Scientists discover how some pigs cope in cold climates
A new paper in the Journal of Molecular Cell Biology revealed that pig breeds such as Tibetan pigs and Min pigs use a unique method to survive when exposed to cold environments. This has important implications for the swine industry as cold weather is a major cause of death in new-born piglets.
Previous studies have shown that mice use brown fat to produce heat and maintain core body temperature without shivering. They do this using an uncoupling protein (UCP1) to convert fat to heat. Most pig breeds come from tropical habitats and so, with no need to produce heat, they lost functional UCP1 around 20 million years ago. This lack of UCP1 makes many pigs susceptible to health problems due to cold.
However, several pig breeds are cold resistant.

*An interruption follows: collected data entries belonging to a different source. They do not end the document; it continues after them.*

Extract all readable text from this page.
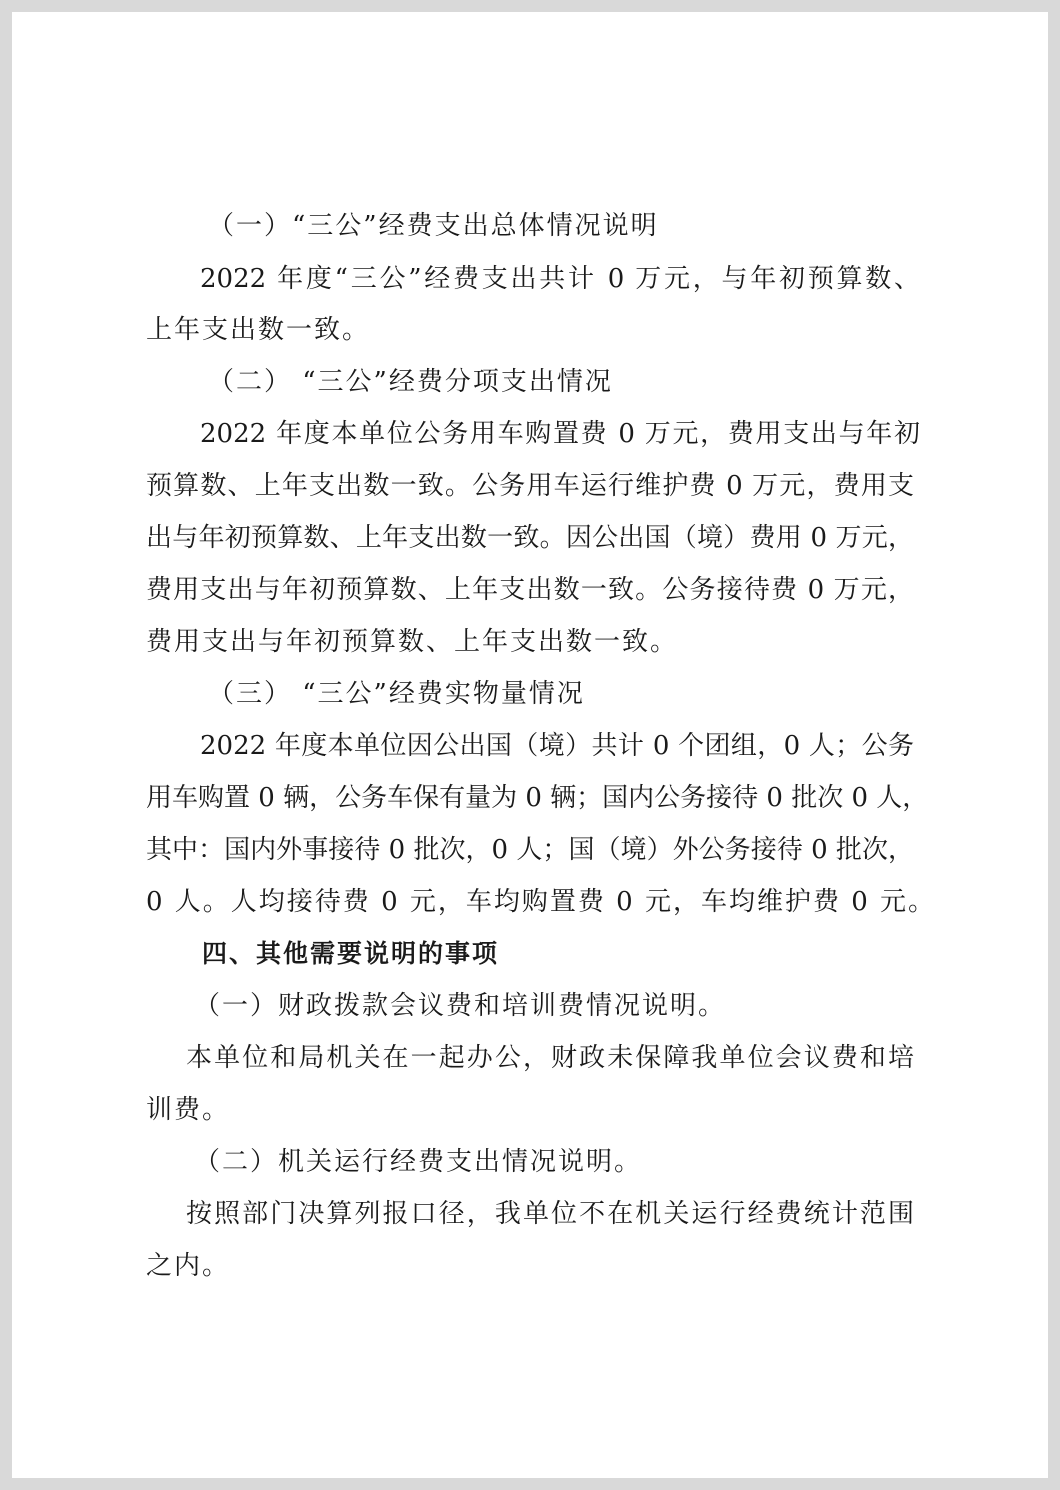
（一）“三公”经费支出总体情况说明
2022 年度“三公”经费支出共计 0 万元，与年初预算数、
上年支出数一致。
（二） “三公”经费分项支出情况
2022 年度本单位公务用车购置费 0 万元，费用支出与年初
预算数、上年支出数一致。公务用车运行维护费 0 万元，费用支
出与年初预算数、上年支出数一致。因公出国（境）费用 0 万元，
费用支出与年初预算数、上年支出数一致。公务接待费 0 万元，
费用支出与年初预算数、上年支出数一致。
（三） “三公”经费实物量情况
2022 年度本单位因公出国（境）共计 0 个团组，0 人；公务
用车购置 0 辆，公务车保有量为 0 辆；国内公务接待 0 批次 0 人，
其中：国内外事接待 0 批次，0 人；国（境）外公务接待 0 批次，
0 人。人均接待费 0 元，车均购置费 0 元，车均维护费 0 元。
四、其他需要说明的事项
（一）财政拨款会议费和培训费情况说明。
本单位和局机关在一起办公，财政未保障我单位会议费和培
训费。
（二）机关运行经费支出情况说明。
按照部门决算列报口径，我单位不在机关运行经费统计范围
之内。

The full molecular mechanism causing cold-resistance in pigs is currently unknown but the paper shows that this resistance is not dependent on shivering, but rather on a different uncoupling protein (UCP3) and white fat.
White fat is the primary energy storage organ and has been shown to develop 'brown-like' fat cells, also known as brown-in-white or beige cells, in response to various activators. The production of heat from beige fat cells still requires an uncoupling protein and, because pigs don't have UCP1, scientists didn't know how cold-resistant pigs were able to use beige fat cells in heat production.
By testing three breeds all indigenous to China, the paper shows that UCP3 can be used for heat production and is present in cold resistant pigs such as Tibetan and Min breeds, but not in cold-sensitive breeds such as Bama pigs. Tibetan and Min pigs habitat mountainous Tibet and northeast China, respectively, exposing them to variable climates that drop below freezing in winter. In contrast, Bama pigs are domesticated and bred for meat production and scientific testing so are not as exposed to cold climates. The paper explains that the eight dominant pig breeds found across China can, in fact, be classified into cold-sensitive and cold-resistant breeds based on their UCP3 DNA sequence. This indicates that UCP3 has contributed to the evolution of cold resistance in the pig and overturns the idea that UCP1 is the only uncoupling protein used in heat production.
The use of brown in white fat cells and UCP3 for heat regulation in pigs has important practical implications. Neonatal mortality of piglets caused by the cold stress at birth is a major concern for the swine industry in cold regions, because reduced piglet survival rates in such areas causes economic losses in pig production. Understanding the molecular mechanisms of heat regulation in cold-resistant pigs might provide a strategy for genome-editing techniques to reduce cold stress related piglet mortality.
"Neonatal mortality of piglets caused by the cold stress at birth is a major concern for the swine industry in cold regions worldwide because reduced piglet survival rates in such areas cause huge economic losses in pig production," said Jianguo Zhao, one of the paper's authors. "Yet several breeds have adapted to cold environments and are well-recognized to be cold-tolerant. This provides a potential candidate target for small molecules and/or genome editing techniques to reduce cold-stress-mediated neonatal mortality in the pig industry."